I don’t know when I dropped off, but the next thing I knew, light was flooding into my room and I could hear Nana on the phone to room service, ordering coffee, OJ and croissants. I looked at the clock on the nightstand. It was just after eight. My head throbbed. The inside of my mouth had turned to felt.
I pulled on my dressing gown and went to brush my teeth.
“Can you believe it?” Nana said as I came into the living room. “The big day’s finally arrived. So how are you feeling?”
I had to admit that I’d woken up feeling slightly less relaxed than I had been last night. “I guess I’m a bit nervous, but not omigod-am-I-doing-the-right-thing? nervous. More am-I-going-to-fall-arse-over-tit-as-I walk-down-the-aisle? nervous.”

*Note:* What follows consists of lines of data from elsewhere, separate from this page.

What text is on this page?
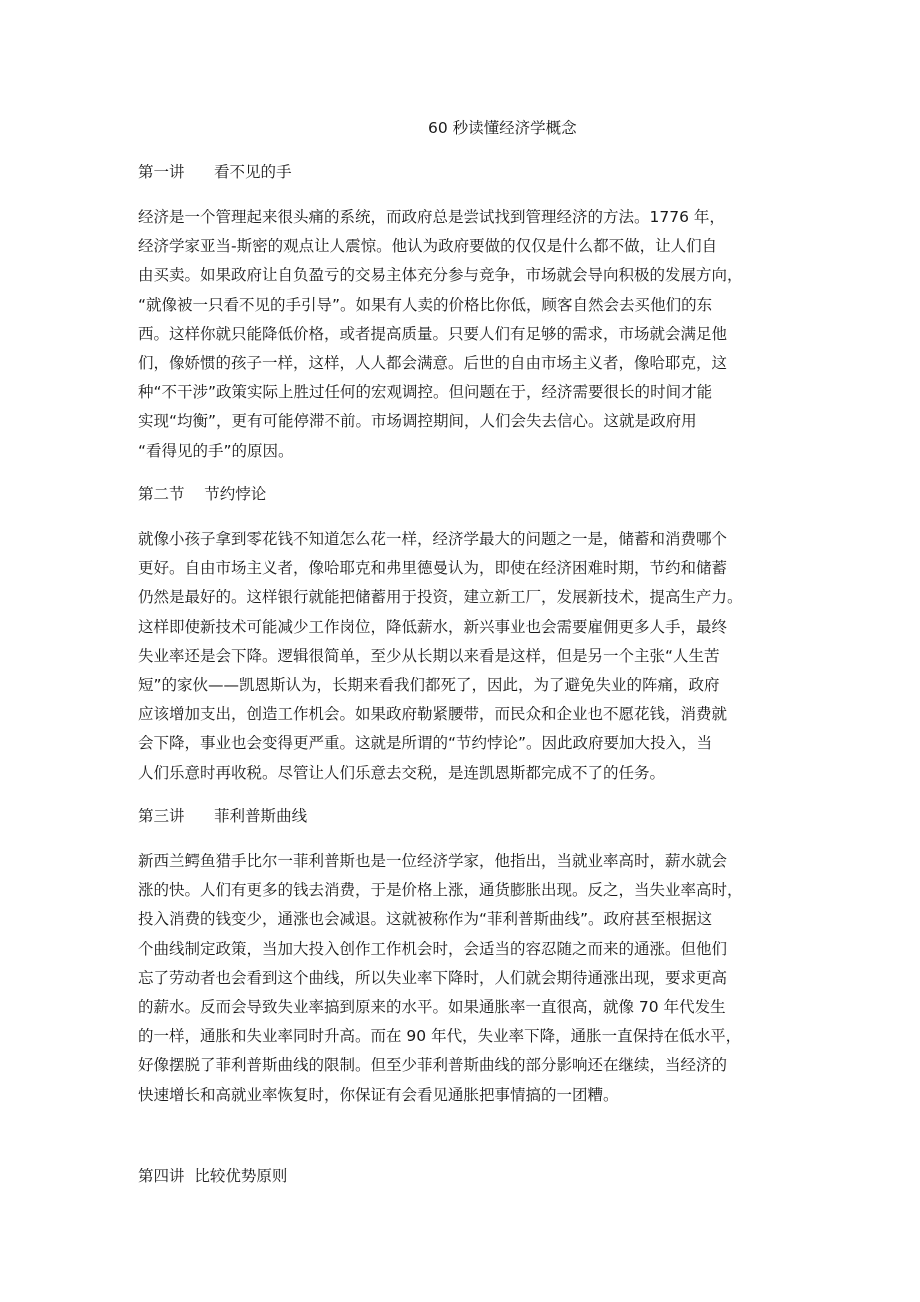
60 秒读懂经济学概念
第一讲      看不见的手
经济是一个管理起来很头痛的系统，而政府总是尝试找到管理经济的方法。1776 年，
经济学家亚当-斯密的观点让人震惊。他认为政府要做的仅仅是什么都不做，让人们自
由买卖。如果政府让自负盈亏的交易主体充分参与竞争，市场就会导向积极的发展方向，
“就像被一只看不见的手引导”。如果有人卖的价格比你低，顾客自然会去买他们的东
西。这样你就只能降低价格，或者提高质量。只要人们有足够的需求，市场就会满足他
们，像娇惯的孩子一样，这样，人人都会满意。后世的自由市场主义者，像哈耶克，这
种“不干涉”政策实际上胜过任何的宏观调控。但问题在于，经济需要很长的时间才能
实现“均衡”，更有可能停滞不前。市场调控期间，人们会失去信心。这就是政府用
“看得见的手”的原因。
第二节    节约悖论
就像小孩子拿到零花钱不知道怎么花一样，经济学最大的问题之一是，储蓄和消费哪个
更好。自由市场主义者，像哈耶克和弗里德曼认为，即使在经济困难时期，节约和储蓄
仍然是最好的。这样银行就能把储蓄用于投资，建立新工厂，发展新技术，提高生产力。
这样即使新技术可能减少工作岗位，降低薪水，新兴事业也会需要雇佣更多人手，最终
失业率还是会下降。逻辑很简单，至少从长期以来看是这样，但是另一个主张“人生苦
短”的家伙——凯恩斯认为，长期来看我们都死了，因此，为了避免失业的阵痛，政府
应该增加支出，创造工作机会。如果政府勒紧腰带，而民众和企业也不愿花钱，消费就
会下降，事业也会变得更严重。这就是所谓的“节约悖论”。因此政府要加大投入，当
人们乐意时再收税。尽管让人们乐意去交税，是连凯恩斯都完成不了的任务。
第三讲      菲利普斯曲线
新西兰鳄鱼猎手比尔一菲利普斯也是一位经济学家，他指出，当就业率高时，薪水就会
涨的快。人们有更多的钱去消费，于是价格上涨，通货膨胀出现。反之，当失业率高时，
投入消费的钱变少，通涨也会减退。这就被称作为“菲利普斯曲线”。政府甚至根据这
个曲线制定政策，当加大投入创作工作机会时，会适当的容忍随之而来的通涨。但他们
忘了劳动者也会看到这个曲线，所以失业率下降时，人们就会期待通涨出现，要求更高
的薪水。反而会导致失业率搞到原来的水平。如果通胀率一直很高，就像 70 年代发生
的一样，通胀和失业率同时升高。而在 90 年代，失业率下降，通胀一直保持在低水平，
好像摆脱了菲利普斯曲线的限制。但至少菲利普斯曲线的部分影响还在继续，当经济的
快速增长和高就业率恢复时，你保证有会看见通胀把事情搞的一团糟。
第四讲  比较优势原则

“You’ve got a bit of stage fright. That’s normal. Don’t worry. You’ll be fine.”
Everybody else got up when they heard the breakfast trolley arrive, but none of us—apart from Nana, who appeared to have not the remotest symptom of a hangover—could manage any solids.
“Just look at this weather,” she said, staring out of the window at the gray and drizzle. “The forecast promised warm and sunny. How is it they always get it wrong? Such a pity, today of all days.” She started offering round pastries. “You have to try the
pains au chocolat
. They just melt in your mouth.”
The four of us grimaced as one.
Trevor and Rob arrived just after ten. Trevor, my long-of-tinted-lash, tight-of-buttock hairdresser, had been tending to my locks for years. Today he was tending to us all. His boyfriend, Rob, who was a TV and film makeup artist, was going to get busy with his brushes and palette. I’d just stepped out of the shower when I heard them arrive. I got back into my robe and went into the living room to say hi. “Here comes the bride,” Trevor cried. “Come and say hello to your Aunty Trevor.” I gave him a double kiss. I was about to introduce everybody, but I realized that Nana had gotten there first. “Tally, did you know that Trevor once weighed nearly three hundred pounds? You’d never think it to look at him now, would you? And not an ounce of loose flesh anywhere. He’s been showing me.”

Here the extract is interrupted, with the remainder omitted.